Subsurface scattering is a new material option to render materials like skin, marble or milk. For these materials light rays are not always reflected at the surface, but can also scatter under the surface and leave at another position. This leads to a softer appearance, as light is blurred out over the surface.

- Hand with Subsurface Scattering by Cire
Blender uses a method to simulate this effect for diffuse illumination, in a two step process by rendering a lightmap of the frontside and the backside of the object in advance. The implementation is based on:
Henrik Wann Jensen and Juan Buhler:
"A Rapid Hierarchical Rendering Technique for Translucent Materials"
Proceedings of SIGGRAPH 2002
The new SSS panel in the material buttons contains the subsurface scattering settings, with a number of presets to choose from. The following settings are available:

- The new SSS panel
- Scale: the scale of the object, used as a global scaling factor for the Radius R, G and B. For the presets scale 1.0 means 1 blender unit equals 1 millimeter, scale 0.001 means 1 blender unit equals 1 meter.
- Radius R, G and B: the blurring radius, or the average distance light scatters under the surface. Different color channels scatter with a different radius in reality. For example in skin red scatters further, as can be seen when holding a hand in front of a lamp (check picture from Cire in the Introduction, for a pratical example).
- IOR: index of refraction. For most materials 1.3 is a good choice.
- Error: parameter to control how precisely the algorithm samples the surrounding points. Leaving it at 0.05 should give images without artifacts. It can be set higher to speed up rendering, potentially with errors. Setting it at 1.0 is a good way to quickly get an preview of the look.
- R, G, B: the diffuse reflectance of the surface. This both modulates the color and influences the scattering behavior.
- Col, Color influence: controls how much the R, G, B option modulates the color. Note that even with this option set to 0.0, the R, G, B option still influences the scattering behavior.
- Tex, Texture blurring: controls how much of the texture is blurred along with the shading.
- Front weight: weighting factor for front scattering.
- Back weight: weighting factor for back scattering.

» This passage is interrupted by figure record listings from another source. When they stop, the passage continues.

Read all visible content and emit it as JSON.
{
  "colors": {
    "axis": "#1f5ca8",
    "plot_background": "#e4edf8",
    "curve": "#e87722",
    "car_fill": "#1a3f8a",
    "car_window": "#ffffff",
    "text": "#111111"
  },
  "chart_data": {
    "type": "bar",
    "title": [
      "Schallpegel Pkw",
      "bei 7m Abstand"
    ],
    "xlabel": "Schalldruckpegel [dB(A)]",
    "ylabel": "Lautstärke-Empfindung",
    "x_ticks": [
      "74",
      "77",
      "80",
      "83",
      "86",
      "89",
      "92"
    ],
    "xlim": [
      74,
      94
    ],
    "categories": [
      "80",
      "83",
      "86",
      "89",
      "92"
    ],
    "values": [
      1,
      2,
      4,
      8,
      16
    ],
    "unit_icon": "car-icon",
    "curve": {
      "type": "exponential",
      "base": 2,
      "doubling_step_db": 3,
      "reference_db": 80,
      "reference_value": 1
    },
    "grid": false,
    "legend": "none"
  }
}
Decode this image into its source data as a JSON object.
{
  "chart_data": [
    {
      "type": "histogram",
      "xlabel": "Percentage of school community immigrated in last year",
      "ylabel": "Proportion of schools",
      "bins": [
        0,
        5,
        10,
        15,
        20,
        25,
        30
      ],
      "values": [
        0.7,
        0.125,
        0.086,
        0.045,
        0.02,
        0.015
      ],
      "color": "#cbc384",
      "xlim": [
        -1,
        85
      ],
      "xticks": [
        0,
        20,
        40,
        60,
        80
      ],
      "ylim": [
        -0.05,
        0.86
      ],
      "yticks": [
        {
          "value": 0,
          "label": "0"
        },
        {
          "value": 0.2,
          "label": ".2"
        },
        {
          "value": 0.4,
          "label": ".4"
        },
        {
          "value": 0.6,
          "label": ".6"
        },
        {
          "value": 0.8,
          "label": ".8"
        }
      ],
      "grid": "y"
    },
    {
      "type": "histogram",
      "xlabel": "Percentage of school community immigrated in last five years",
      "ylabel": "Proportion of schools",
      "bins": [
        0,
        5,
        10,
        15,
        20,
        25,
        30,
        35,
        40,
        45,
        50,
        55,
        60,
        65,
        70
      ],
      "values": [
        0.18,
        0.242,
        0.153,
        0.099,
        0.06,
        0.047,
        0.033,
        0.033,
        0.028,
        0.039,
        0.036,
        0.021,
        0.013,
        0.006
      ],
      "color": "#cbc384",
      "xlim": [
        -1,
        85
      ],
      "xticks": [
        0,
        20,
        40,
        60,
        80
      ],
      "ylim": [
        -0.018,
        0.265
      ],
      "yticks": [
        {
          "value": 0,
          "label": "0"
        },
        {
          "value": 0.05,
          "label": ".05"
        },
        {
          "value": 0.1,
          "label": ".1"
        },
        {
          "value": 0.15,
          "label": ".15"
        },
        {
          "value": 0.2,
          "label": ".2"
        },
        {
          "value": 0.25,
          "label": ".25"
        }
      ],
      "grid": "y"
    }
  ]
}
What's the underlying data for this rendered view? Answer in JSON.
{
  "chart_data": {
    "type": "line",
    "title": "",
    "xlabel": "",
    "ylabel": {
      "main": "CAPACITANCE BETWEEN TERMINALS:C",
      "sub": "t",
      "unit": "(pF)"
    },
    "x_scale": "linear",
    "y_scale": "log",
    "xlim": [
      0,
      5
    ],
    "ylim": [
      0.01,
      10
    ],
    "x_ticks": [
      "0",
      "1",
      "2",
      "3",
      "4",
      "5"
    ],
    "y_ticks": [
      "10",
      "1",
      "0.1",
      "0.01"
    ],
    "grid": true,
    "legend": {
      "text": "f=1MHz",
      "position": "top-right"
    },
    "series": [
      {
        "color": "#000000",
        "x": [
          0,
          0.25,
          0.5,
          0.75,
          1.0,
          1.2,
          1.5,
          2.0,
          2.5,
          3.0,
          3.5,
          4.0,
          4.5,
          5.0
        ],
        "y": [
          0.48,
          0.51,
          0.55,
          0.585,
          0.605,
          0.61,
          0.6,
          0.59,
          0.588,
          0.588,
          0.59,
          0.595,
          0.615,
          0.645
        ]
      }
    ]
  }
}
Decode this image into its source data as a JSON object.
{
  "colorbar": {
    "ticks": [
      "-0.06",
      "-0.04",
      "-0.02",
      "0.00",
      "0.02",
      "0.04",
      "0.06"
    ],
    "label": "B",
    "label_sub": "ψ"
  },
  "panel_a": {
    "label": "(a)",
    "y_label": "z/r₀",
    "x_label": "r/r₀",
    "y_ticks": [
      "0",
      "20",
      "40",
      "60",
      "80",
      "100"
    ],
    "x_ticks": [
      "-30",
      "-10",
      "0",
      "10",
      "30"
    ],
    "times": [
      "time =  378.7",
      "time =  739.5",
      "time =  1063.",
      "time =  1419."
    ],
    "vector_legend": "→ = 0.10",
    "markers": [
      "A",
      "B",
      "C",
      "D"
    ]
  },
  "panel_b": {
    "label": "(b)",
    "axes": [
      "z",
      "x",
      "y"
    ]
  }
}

- Tomatoes rendered with and without Subsurface Scattering by Enrico Cerica
A number of material pre-sets are already available. For example, you can find various settings for skins (Skin 1, Skin 2, Chicken), a few liquids (Skim milk, Whole milk), a few vegatables (Potato, Apple), one mineral (Marble) and even some creams (Ketchup, Cream).
You can also easily elaborate your own personal SSS settings, starting with one of the presets and then shifting to Custom.

- Material tests by Enrico Cerica
- SSS materials as seen in reflections or refractions may not look correct if the object with the SSS material is placed outside the camera view.
- Only samples from the front and the back of objects are taken (as seen from the camera), not inbetween. This means some back scattering may be missing if objects overlap, but also helps to keep memory usage down, and more importantly, avoids unwanted influence from internal geometry.
- Irregular shadow buffers do not cast shadows correctly on the back of SSS materials.
- Normals must point in the correct direction, they will not be automatically corrected to point towards the camera, because SSS must be able to identify which faces point backwards to compute backscattering.
- Panorama and wide lens angle rendering are reported to give poor results.

- Basic example of SSS applied to a ceramic teapot
Not much code had to be changed to integrate SSS into the render pipeline.
- For each material with SSS, a preprocessing pass is done similar to environment mapping.
- This pass is fully threaded, and works similar to rendering a regular layer.
- For each tile, two zbuffers are created, one with the frontmost faces and one with the backmost faces.
- The points on these faces are then shaded, but with only diffuse shading, including AO and radiosity.
- These points are all collected into a list, with their color, 3d coordinate and area.
- Using the list of points, an octree is built for quick lookup during rendering.
- When doing regular rendering, instead of using the diffuse shading, a color computed by taking a weighted average of points in the octree is used.